Increased Mental Health and Substance Abuse Services Needed for Persons Living with HIV/AIDS

The American Psychological Association (APA) strongly recommends that additional funding be provided for mental health and substance use services for persons living with HIV/AIDS.


  • According to the Centers for Disease Control and Prevention (CDC), there are approximately 56,300 new HIV infections each year and there are an estimated 1.1 million people living with HIV/AIDS in the United States. Of those currently infected, one in five does not know he or she has the condition, and the majority of new infections are spread by people who are unaware of their own status. A new HIV infection occurs every 9 ½ minutes in the United States. Those at especially high risk include gay and bisexual men of all races, and African American men and women.
  • An estimated 12 percent of new HIV infections each year are directly attributable to injection drug use. Individuals with a substance abuse problem or mental disorder are more likely to become infected with HIV due to their increased likelihood to engage in sexual and drug use risk behaviors.
  • Mental disorders and substance use or dependence are common among people with HIV. According to the nationally representative HIV Cost and Services Utilization Study (HCSUS) of persons with HIV, nearly half of participants screened positive for one or more of four psychiatric disorders, including major depression, dysthymia, generalized anxiety disorder, and panic attacks. Nearly 40 percent of persons with HIV reported illicit drug use, and more than 12 percent screened positive for drug dependence. By virtue of lower socioeconomic status, the prevalence of mental disorders is even greater among racial and ethnic minorities, who represent the majority of new HIV and AIDS cases.
  • Mental health and substance abuse problems among people with HIV can lead to poor adherence to treatment regimens, including decreased likelihood of receiving and following antiretroviral treatment instructions. A 2007 Rand Corporation study found that persons with mental health or substance use problems had difficulty managing their HIV. Approximately 64 percent of individuals with a psychiatric disorder and nearly 70 percent of people with substance abuse problems were non-adherent.
  • According to an Institute of Medicine report, Public Financing and Delivery of HIV/AIDS Care: Securing the Legacy of Ryan White, mental health and substance abuse treatment can help stabilize the health and well-being of individuals with HIV and can potentially improve adherence to antiretroviral drug treatment. According to data from HCSUS, over two-thirds of those either perceiving need or having 12-month non-substance use mental disorders received some kind of mental health services in the past six months. However 16 percent received care only from general medical providers rather than specialists. This is a concern due to the tendency for patients to have fewer visits with general medical providers compared to specialists. The study also found that 12 percent of patients received substance abuse treatment.
  • A 2007 RAND study found that screening for HIV and risk behaviors is not a high priority in mental health and substance abuse treatment settings and occurs haphazardly. Furthermore, many mental health professionals need more training about the relationship between HIV/AIDS and mental health.


  • Provide funding for mental health and substance abuse services for people with HIV/AIDS. Recognizing this need, the Center for Mental Health Services initiated a grant program in 2001 to address the mental health needs of persons living with HIV/AIDS and who have a diagnosed mental health disorder.

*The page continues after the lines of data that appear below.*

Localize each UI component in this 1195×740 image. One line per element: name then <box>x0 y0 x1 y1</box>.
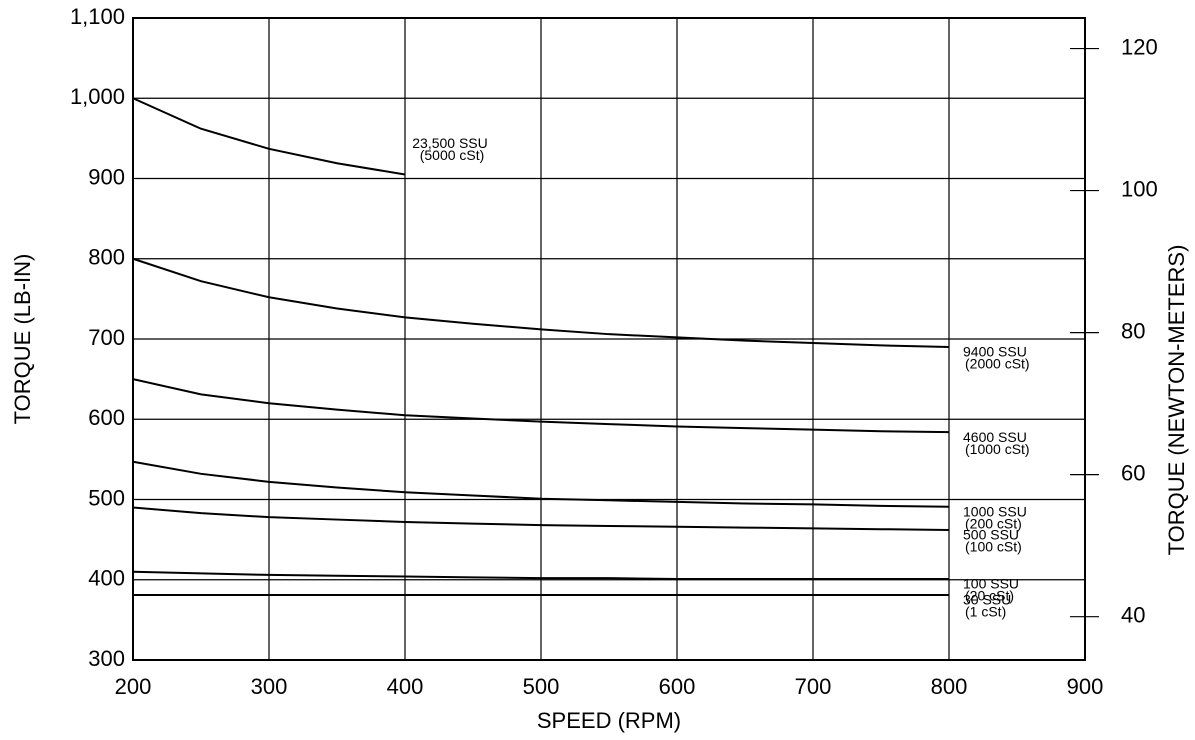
y2-tick-label: 80 <box>1121 318 1145 343</box>
x-tick-label: 300 <box>251 674 288 699</box>
plot-frame <box>132 17 1086 661</box>
x-tick-label: 600 <box>659 674 696 699</box>
series-sublabel: (2000 cSt) <box>965 356 1030 372</box>
x-tick-label: 400 <box>387 674 424 699</box>
series-label: 4600 SSU <box>963 429 1027 445</box>
y2-tick-label: 120 <box>1121 34 1158 59</box>
x-tick-label: 700 <box>795 674 832 699</box>
series-sublabel: (1 cSt) <box>965 604 1006 620</box>
series-label: 9400 SSU <box>963 344 1027 360</box>
series-sublabel: (100 cSt) <box>965 539 1022 555</box>
y-tick-label: 400 <box>88 566 125 591</box>
series-label: 100 SSU <box>963 576 1019 592</box>
series-line <box>132 97 406 176</box>
series-label: 500 SSU <box>963 527 1019 543</box>
series-line <box>132 460 950 508</box>
y2-axis-title: TORQUE (NEWTON-METERS) <box>1164 245 1189 556</box>
series-line <box>132 506 950 531</box>
x-tick-label: 200 <box>115 674 152 699</box>
series-sublabel: (200 cSt) <box>965 515 1022 531</box>
series-label: 23,500 SSU <box>412 135 488 151</box>
x-tick-label: 800 <box>931 674 968 699</box>
x-tick-label: 900 <box>1067 674 1104 699</box>
y-tick-label: 1,000 <box>70 84 125 109</box>
x-tick-label: 500 <box>523 674 560 699</box>
y-tick-label: 800 <box>88 245 125 270</box>
y2-tick-label: 40 <box>1121 602 1145 627</box>
y2-tick-label: 60 <box>1121 460 1145 485</box>
y-axis-title: TORQUE (LB-IN) <box>10 254 35 425</box>
y-tick-label: 900 <box>88 164 125 189</box>
y-tick-label: 700 <box>88 325 125 350</box>
series-line <box>132 570 949 580</box>
y-tick-label: 300 <box>88 646 125 671</box>
series-label: 1000 SSU <box>963 503 1027 519</box>
series-line <box>132 378 950 434</box>
y-tick-label: 1,100 <box>70 4 125 29</box>
series-sublabel: (5000 cSt) <box>420 147 485 163</box>
y-tick-label: 500 <box>88 485 125 510</box>
series-label: 30 SSU <box>963 592 1011 608</box>
x-axis-title: SPEED (RPM) <box>537 708 681 733</box>
series-sublabel: (20 cSt) <box>965 588 1014 604</box>
series-sublabel: (1000 cSt) <box>965 441 1030 457</box>
series-line <box>132 257 950 349</box>
y-tick-label: 600 <box>88 405 125 430</box>
y2-tick-label: 100 <box>1121 176 1158 201</box>
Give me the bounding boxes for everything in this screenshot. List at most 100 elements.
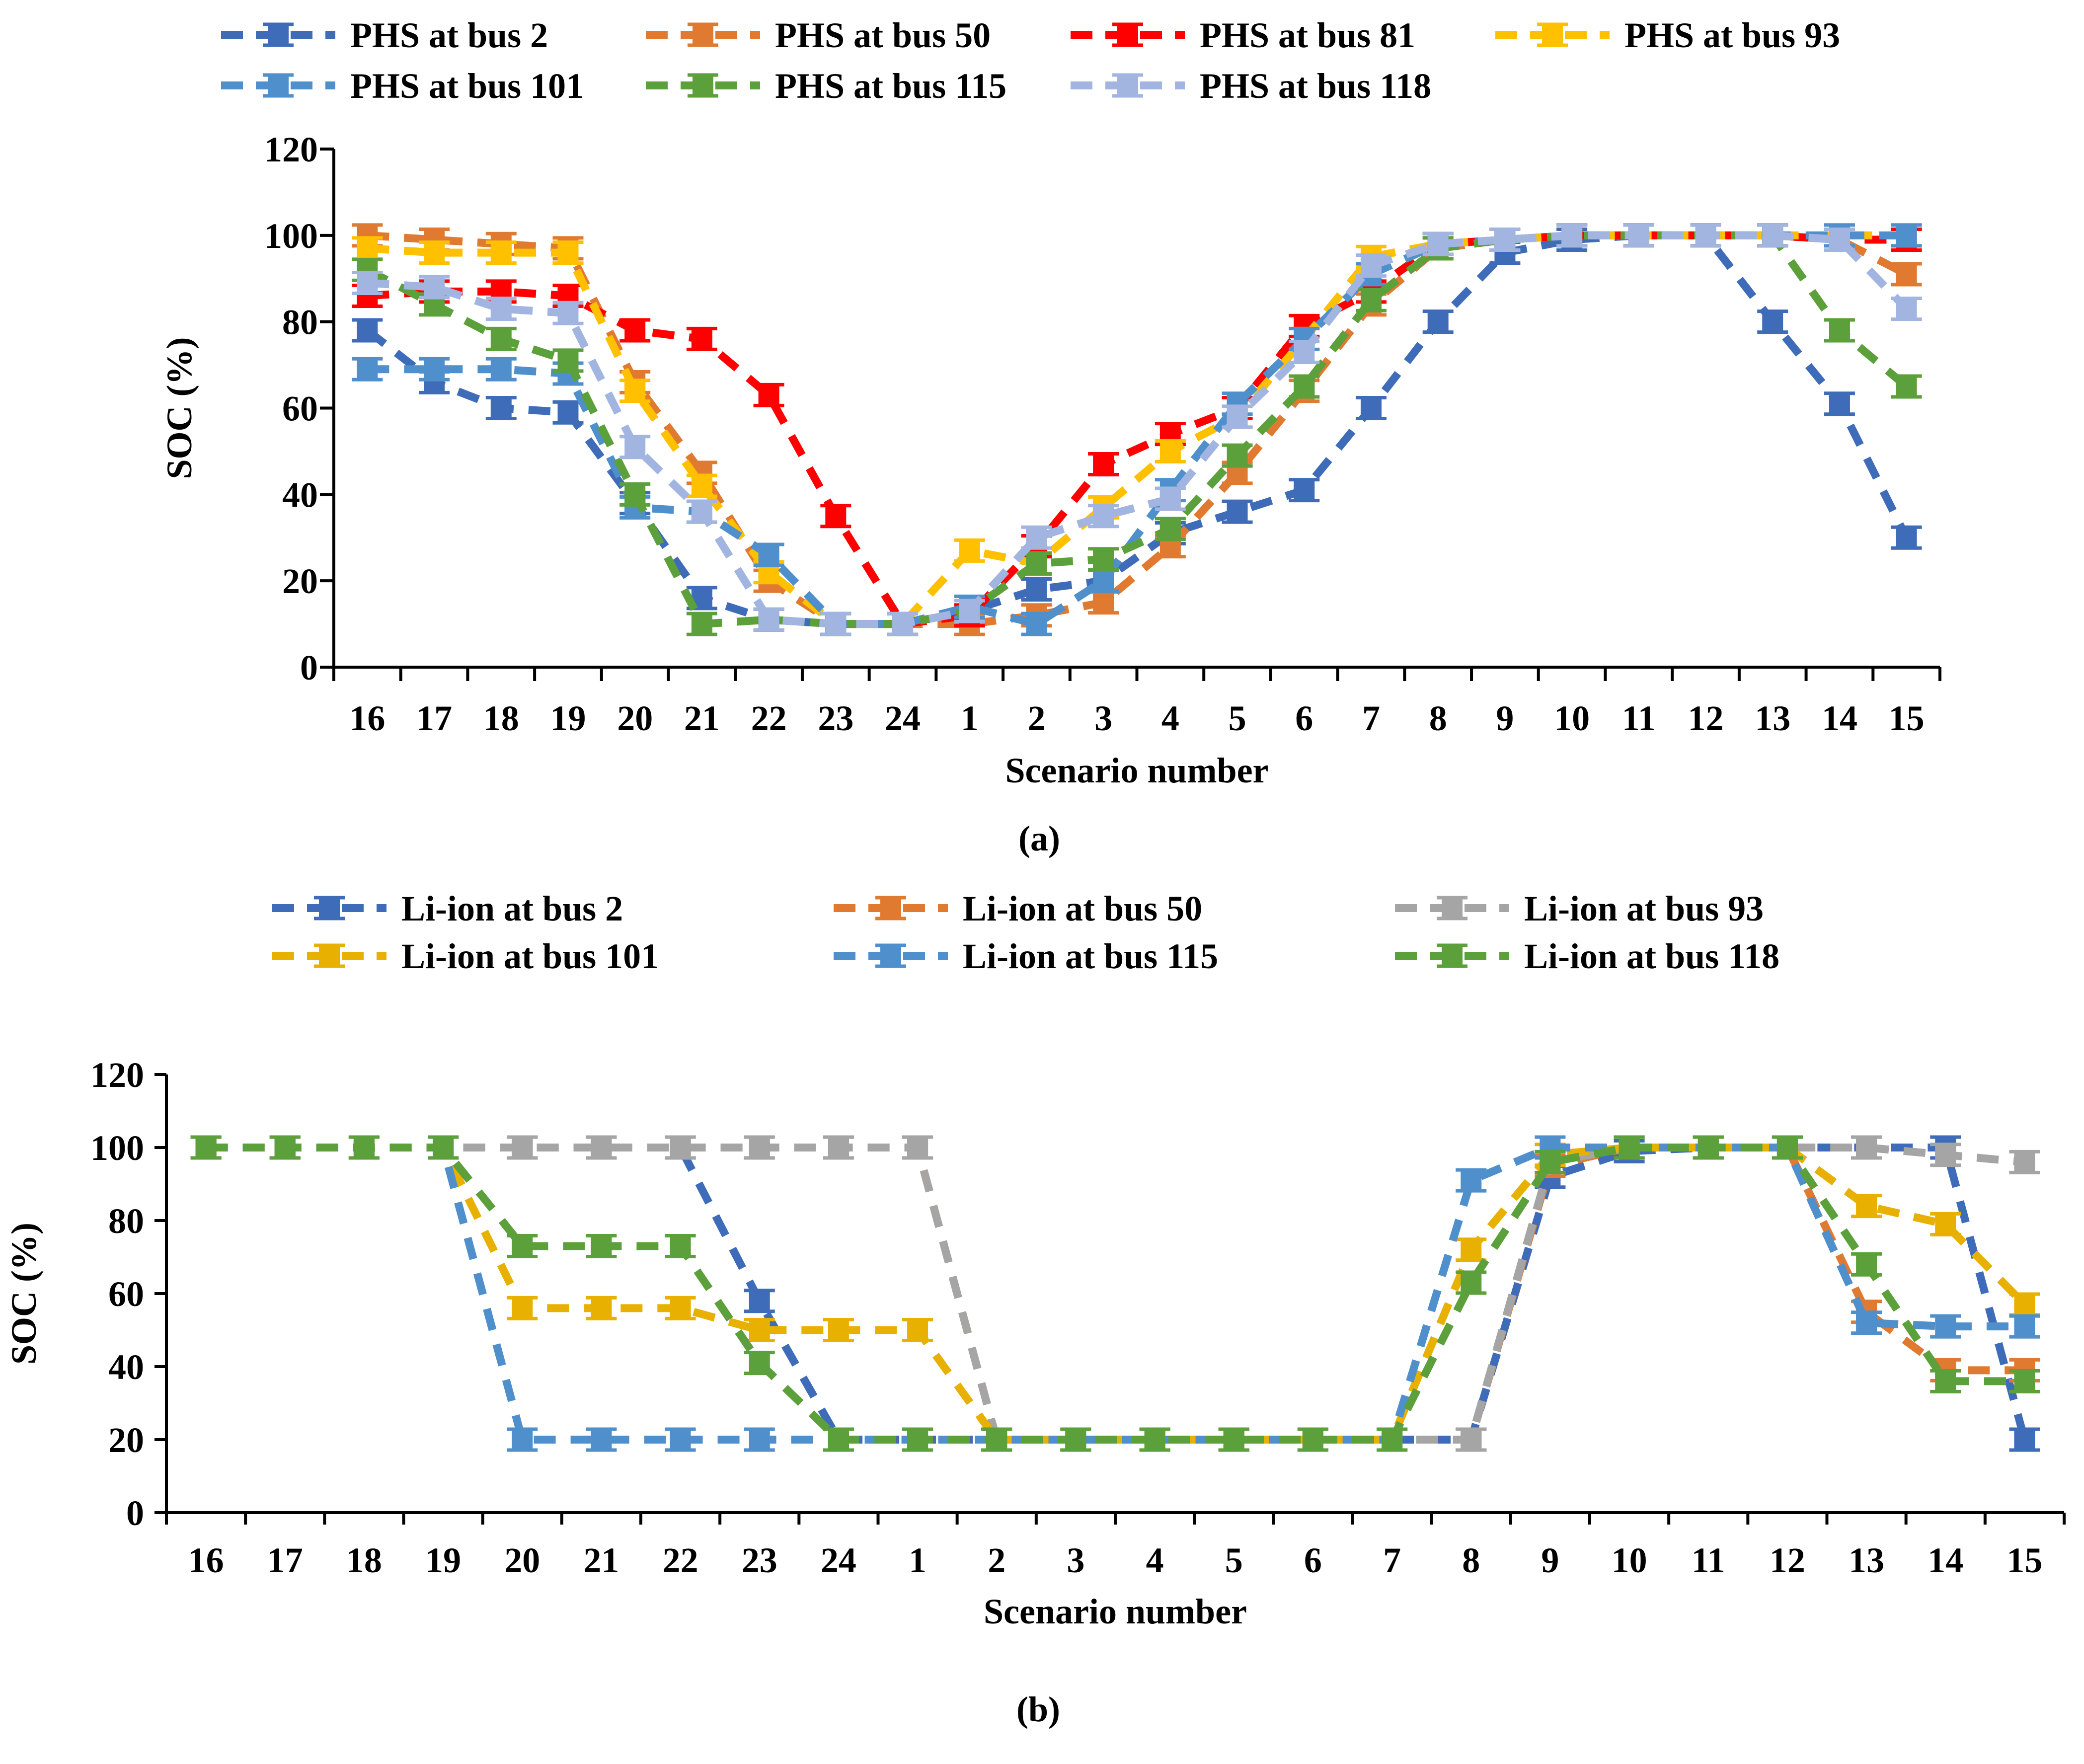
series-line — [367, 231, 1907, 628]
data-point — [619, 435, 651, 460]
legend-label: Li-ion at bus 115 — [963, 936, 1218, 976]
data-point — [665, 1427, 696, 1452]
data-point — [1422, 309, 1454, 334]
data-point — [485, 396, 517, 420]
legend-label: Li-ion at bus 93 — [1524, 889, 1764, 928]
data-point — [485, 240, 517, 265]
data-point — [619, 482, 651, 507]
x-tick-label: 5 — [1229, 698, 1246, 738]
x-ticks-b: 16 17 18 19 20 21 22 23 24 1 2 3 4 5 6 7 8 9 10 11 12 13 14 15 — [165, 1513, 2066, 1580]
data-point — [1218, 1427, 1249, 1452]
legend-item: PHS at bus 101 — [221, 66, 584, 106]
data-point — [419, 240, 450, 265]
data-point — [1891, 262, 1922, 287]
legend-label: PHS at bus 2 — [350, 15, 548, 55]
data-point — [887, 612, 919, 636]
data-point — [552, 301, 584, 325]
legend-swatch-marker — [268, 75, 289, 96]
legend-item: Li-ion at bus 93 — [1395, 889, 1764, 928]
data-point — [823, 1318, 854, 1342]
legend-a: PHS at bus 2 PHS at bus 50 PHS at bus 81 PH… — [221, 15, 1840, 106]
data-point — [419, 357, 450, 382]
data-point — [1690, 223, 1721, 248]
x-tick-label: 1 — [909, 1540, 926, 1580]
data-point — [1614, 1135, 1645, 1160]
data-point — [1824, 318, 1855, 343]
x-tick-label: 14 — [1928, 1540, 1963, 1580]
legend-swatch-marker — [1117, 75, 1138, 96]
y-tick-label: 20 — [108, 1420, 144, 1460]
data-point — [507, 1135, 538, 1160]
legend-swatch-marker — [268, 24, 289, 45]
series-line — [206, 1144, 2025, 1444]
x-tick-label: 7 — [1362, 698, 1380, 738]
data-point — [1851, 1135, 1882, 1160]
data-point — [485, 326, 517, 351]
legend-swatch-marker — [1442, 945, 1463, 966]
data-point — [485, 297, 517, 321]
x-tick-label: 12 — [1688, 698, 1724, 738]
data-point — [1851, 1194, 1882, 1219]
data-point — [1891, 374, 1922, 399]
data-point — [1289, 340, 1320, 365]
data-point — [1930, 1369, 1961, 1393]
data-point — [753, 383, 784, 407]
data-point — [552, 240, 584, 265]
data-point — [1772, 1135, 1803, 1160]
series-li-ion-at-bus-93 — [190, 1135, 2040, 1452]
data-point — [820, 504, 851, 529]
data-point — [753, 607, 784, 632]
legend-label: PHS at bus 115 — [775, 66, 1006, 106]
data-point — [954, 599, 985, 623]
data-point — [1757, 309, 1788, 334]
x-tick-label: 23 — [742, 1540, 777, 1580]
data-point — [586, 1135, 617, 1160]
data-point — [2009, 1150, 2040, 1174]
data-point — [2009, 1427, 2040, 1452]
data-point — [665, 1135, 696, 1160]
data-point — [686, 326, 717, 351]
legend-item: PHS at bus 50 — [646, 15, 991, 55]
data-point — [586, 1427, 617, 1452]
data-point — [902, 1427, 933, 1452]
x-tick-label: 3 — [1067, 1540, 1084, 1580]
x-axis-title-b: Scenario number — [984, 1592, 1247, 1631]
data-point — [1930, 1314, 1961, 1339]
y-tick-label: 40 — [108, 1347, 144, 1387]
x-tick-label: 11 — [1692, 1540, 1725, 1580]
data-point — [1891, 223, 1922, 248]
data-point — [1377, 1427, 1408, 1452]
data-point — [1824, 391, 1855, 416]
legend-swatch-marker — [1542, 24, 1563, 45]
data-point — [552, 348, 584, 373]
legend-label: PHS at bus 81 — [1200, 15, 1415, 55]
data-point — [1851, 1310, 1882, 1335]
data-point — [1222, 443, 1253, 468]
data-point — [1222, 499, 1253, 524]
data-point — [1222, 404, 1253, 429]
legend-swatch-marker — [1117, 24, 1138, 45]
x-tick-label: 3 — [1094, 698, 1112, 738]
x-tick-label: 13 — [1755, 698, 1790, 738]
data-point — [1289, 374, 1320, 399]
data-point — [2009, 1314, 2040, 1339]
x-ticks-a: 16 17 18 19 20 21 22 23 24 1 2 3 4 5 6 7 8 9 10 11 12 13 14 15 — [332, 667, 1941, 738]
data-point — [1456, 1270, 1487, 1295]
legend-b: Li-ion at bus 2 Li-ion at bus 50 Li-ion at… — [272, 889, 1779, 976]
x-tick-label: 9 — [1496, 698, 1514, 738]
y-tick-label: 40 — [282, 475, 318, 515]
legend-label: Li-ion at bus 50 — [963, 889, 1202, 928]
data-point — [352, 357, 383, 382]
data-point — [1139, 1427, 1170, 1452]
legend-label: Li-ion at bus 118 — [1524, 936, 1779, 976]
x-tick-label: 15 — [2007, 1540, 2042, 1580]
data-point — [586, 1296, 617, 1320]
data-point — [1489, 228, 1521, 252]
data-point — [1930, 1143, 1961, 1167]
data-point — [352, 270, 383, 295]
x-tick-label: 1 — [961, 698, 979, 738]
y-tick-label: 80 — [282, 303, 318, 342]
data-point — [686, 499, 717, 524]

It is critically important that such funding be continued.
  • Increase screening for HIV and risk behavior in mental health and substance abuse treatment settings. The Substance Abuse and Mental Health Services Administration (SAMHSA) should increase funding to expand HIV screening throughout mental health and substance abuse prevention and treatment delivery systems. CDC and SAMHSA should collaborate to increase HIV/AIDS training opportunities for SAMHSA funded mental health and substance abuse prevention and treatment providers.
  • Implement an “integrated” HIV/AIDS care model that includes mental health and substance abuse services for people living with HIV/AIDS. Co-occurring mental health and substance use disorders increases the likelihood of non-adherence to medication schedules and treatment regimens. HIV-positive individuals who have co-occurring mental health and substance use disorders rarely receive “integrated” care with a treatment plan for all three disorders. An integrated approach to HIV/AIDS, mental health support and substance abuse treatment can improve patient adherence and lead to more favorable health outcomes for people living with HIV/AIDS. The Health Resources Service Administration and SAMHSA should collaborate in order to expand the availability of an integrated care model.